Stationary Engine List

Contending with Cooling


| October/November 2003



Stationary Engine

Greetings from sunny England to the readers of GEM. As I write it's August, and as we've had several days of hot sunny weather the media is full of hysteria about 'record temperatures,' 'global warming' and 'drought.' Actually, in the UK it only takes three consecutive days of any particular kind of weather to bring the nation almost to a grinding halt. How the rest of the world manages to cope with their various extreme conditions doesn't seem to register!

In the world of engine restorations, the answer is to ask the advice of friends on the Stationary Engine Mailing List who may have encountered similar problems. In this case, a query came from someone in the Australian state of Victoria in the bottom right hand corner of the country (I know - I looked it up!), which is in its seventh year of drought.

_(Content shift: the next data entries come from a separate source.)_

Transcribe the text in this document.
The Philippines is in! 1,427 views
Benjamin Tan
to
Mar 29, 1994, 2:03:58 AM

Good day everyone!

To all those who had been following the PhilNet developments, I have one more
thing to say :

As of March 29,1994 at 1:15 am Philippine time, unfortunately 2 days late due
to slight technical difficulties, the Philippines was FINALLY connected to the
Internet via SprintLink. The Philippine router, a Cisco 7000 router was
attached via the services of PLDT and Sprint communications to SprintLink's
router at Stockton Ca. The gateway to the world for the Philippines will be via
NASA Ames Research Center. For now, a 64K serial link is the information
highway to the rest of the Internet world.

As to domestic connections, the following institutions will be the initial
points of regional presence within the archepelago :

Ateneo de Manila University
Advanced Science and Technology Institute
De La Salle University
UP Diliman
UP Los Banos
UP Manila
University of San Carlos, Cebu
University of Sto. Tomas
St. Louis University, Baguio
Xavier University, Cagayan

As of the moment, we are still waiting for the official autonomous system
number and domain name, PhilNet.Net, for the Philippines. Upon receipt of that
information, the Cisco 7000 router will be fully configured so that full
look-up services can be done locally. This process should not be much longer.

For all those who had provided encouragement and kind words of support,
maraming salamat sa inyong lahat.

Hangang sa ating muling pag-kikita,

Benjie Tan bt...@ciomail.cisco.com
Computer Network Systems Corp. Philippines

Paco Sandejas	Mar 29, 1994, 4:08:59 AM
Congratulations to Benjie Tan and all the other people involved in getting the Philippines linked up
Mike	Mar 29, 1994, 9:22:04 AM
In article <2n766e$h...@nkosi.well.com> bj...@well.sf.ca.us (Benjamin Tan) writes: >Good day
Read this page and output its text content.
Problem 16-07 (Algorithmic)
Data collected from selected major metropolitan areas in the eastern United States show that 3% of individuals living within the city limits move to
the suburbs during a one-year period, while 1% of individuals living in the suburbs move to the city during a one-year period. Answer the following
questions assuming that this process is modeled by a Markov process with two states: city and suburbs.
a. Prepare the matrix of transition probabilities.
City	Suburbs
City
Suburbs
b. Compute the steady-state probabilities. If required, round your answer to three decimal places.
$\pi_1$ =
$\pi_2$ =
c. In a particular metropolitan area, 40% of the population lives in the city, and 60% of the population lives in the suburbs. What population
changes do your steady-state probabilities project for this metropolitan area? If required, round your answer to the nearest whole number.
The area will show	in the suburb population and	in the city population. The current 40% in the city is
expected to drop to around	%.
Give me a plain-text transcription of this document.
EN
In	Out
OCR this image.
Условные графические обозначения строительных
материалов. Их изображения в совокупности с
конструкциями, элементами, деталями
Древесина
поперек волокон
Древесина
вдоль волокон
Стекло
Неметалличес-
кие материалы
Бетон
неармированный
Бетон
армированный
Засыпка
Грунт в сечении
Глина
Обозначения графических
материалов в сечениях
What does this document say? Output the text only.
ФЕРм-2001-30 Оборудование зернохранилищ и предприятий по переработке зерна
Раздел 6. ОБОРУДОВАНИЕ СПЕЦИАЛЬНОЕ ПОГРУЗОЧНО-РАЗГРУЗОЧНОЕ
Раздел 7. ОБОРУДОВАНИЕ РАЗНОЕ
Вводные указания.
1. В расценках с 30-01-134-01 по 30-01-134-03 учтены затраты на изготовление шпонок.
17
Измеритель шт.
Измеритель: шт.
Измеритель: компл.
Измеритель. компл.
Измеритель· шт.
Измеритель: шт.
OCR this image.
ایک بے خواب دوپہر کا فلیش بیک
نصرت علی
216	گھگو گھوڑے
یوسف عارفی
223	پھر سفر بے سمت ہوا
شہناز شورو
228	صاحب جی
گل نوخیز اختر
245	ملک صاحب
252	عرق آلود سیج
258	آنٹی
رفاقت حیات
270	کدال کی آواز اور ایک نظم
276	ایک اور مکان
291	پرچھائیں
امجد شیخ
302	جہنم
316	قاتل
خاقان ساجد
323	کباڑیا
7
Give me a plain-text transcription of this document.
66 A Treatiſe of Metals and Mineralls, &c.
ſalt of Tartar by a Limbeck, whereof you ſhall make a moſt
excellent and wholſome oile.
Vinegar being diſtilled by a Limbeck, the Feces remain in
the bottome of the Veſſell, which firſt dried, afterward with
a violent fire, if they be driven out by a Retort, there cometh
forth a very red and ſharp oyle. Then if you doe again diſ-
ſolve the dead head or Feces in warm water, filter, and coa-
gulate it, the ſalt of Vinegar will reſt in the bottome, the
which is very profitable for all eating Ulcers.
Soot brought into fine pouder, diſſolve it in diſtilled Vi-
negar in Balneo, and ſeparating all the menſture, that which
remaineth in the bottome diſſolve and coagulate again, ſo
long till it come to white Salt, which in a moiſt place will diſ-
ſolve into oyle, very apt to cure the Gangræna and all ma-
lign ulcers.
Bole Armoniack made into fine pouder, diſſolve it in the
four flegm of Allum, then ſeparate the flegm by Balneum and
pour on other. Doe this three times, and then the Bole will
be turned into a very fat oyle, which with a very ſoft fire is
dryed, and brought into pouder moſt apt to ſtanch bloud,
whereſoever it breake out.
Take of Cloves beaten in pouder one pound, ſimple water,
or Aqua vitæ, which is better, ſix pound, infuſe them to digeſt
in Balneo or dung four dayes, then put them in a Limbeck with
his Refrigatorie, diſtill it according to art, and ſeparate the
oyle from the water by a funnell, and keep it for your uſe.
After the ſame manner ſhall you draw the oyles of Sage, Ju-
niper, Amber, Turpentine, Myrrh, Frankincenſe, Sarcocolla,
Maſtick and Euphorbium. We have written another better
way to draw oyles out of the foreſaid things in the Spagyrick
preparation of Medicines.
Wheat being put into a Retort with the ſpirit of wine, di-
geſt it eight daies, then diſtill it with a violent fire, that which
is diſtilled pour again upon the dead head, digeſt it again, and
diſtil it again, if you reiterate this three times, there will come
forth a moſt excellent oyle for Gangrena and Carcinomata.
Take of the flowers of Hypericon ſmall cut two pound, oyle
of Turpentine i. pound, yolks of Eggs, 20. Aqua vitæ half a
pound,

And so on to the discussion that attracted my attention this month on the Stationary Engine Mailing List. As ever, the following comments reflect a variety of opinions that surfaced during this discussion.

Currently, we have largely voluntary water restrictions in and around Melbourne. As such, filling engine cooling tanks, while not banned, is a bit of a waste. My Southern Cross P has a 110-liter tank on it. The water in the top is usually hot enough to steam, but the water in the bottom never gets hot. I'm considering putting a much smaller 40-liter tank on it. The engine uses an endothermic cooling system -i.e., it's not pumped - the water siphons when it gets hot enough. I know the top pipe will have to be level with, or slightly above, the head inlet pipe so that water will always cover the combustion space. Usually, I have the lower pipe lower than the engine outlet - this is the bit that I'm not sure matters. To use the smaller tank I have to build up its height so its top pipe matches the engine top pipe. This means that the water from the bottom outlet will have to flow horizontally rather than downwards - will this matter? I think probably not as the system depends on heat not gravity but I do not want to find out the hard way. Anyone have any thoughts on this?

Sure! 110 liters is an awful lot. You could go to quarts instead of liters, because they're considerably smaller.

If you only have metric water available, you could put a secondary tank inside the original. The original would only be to maintain the original look. The secondary will be nearly the same height, but smaller cross section. A large pipe might work well for the secondary.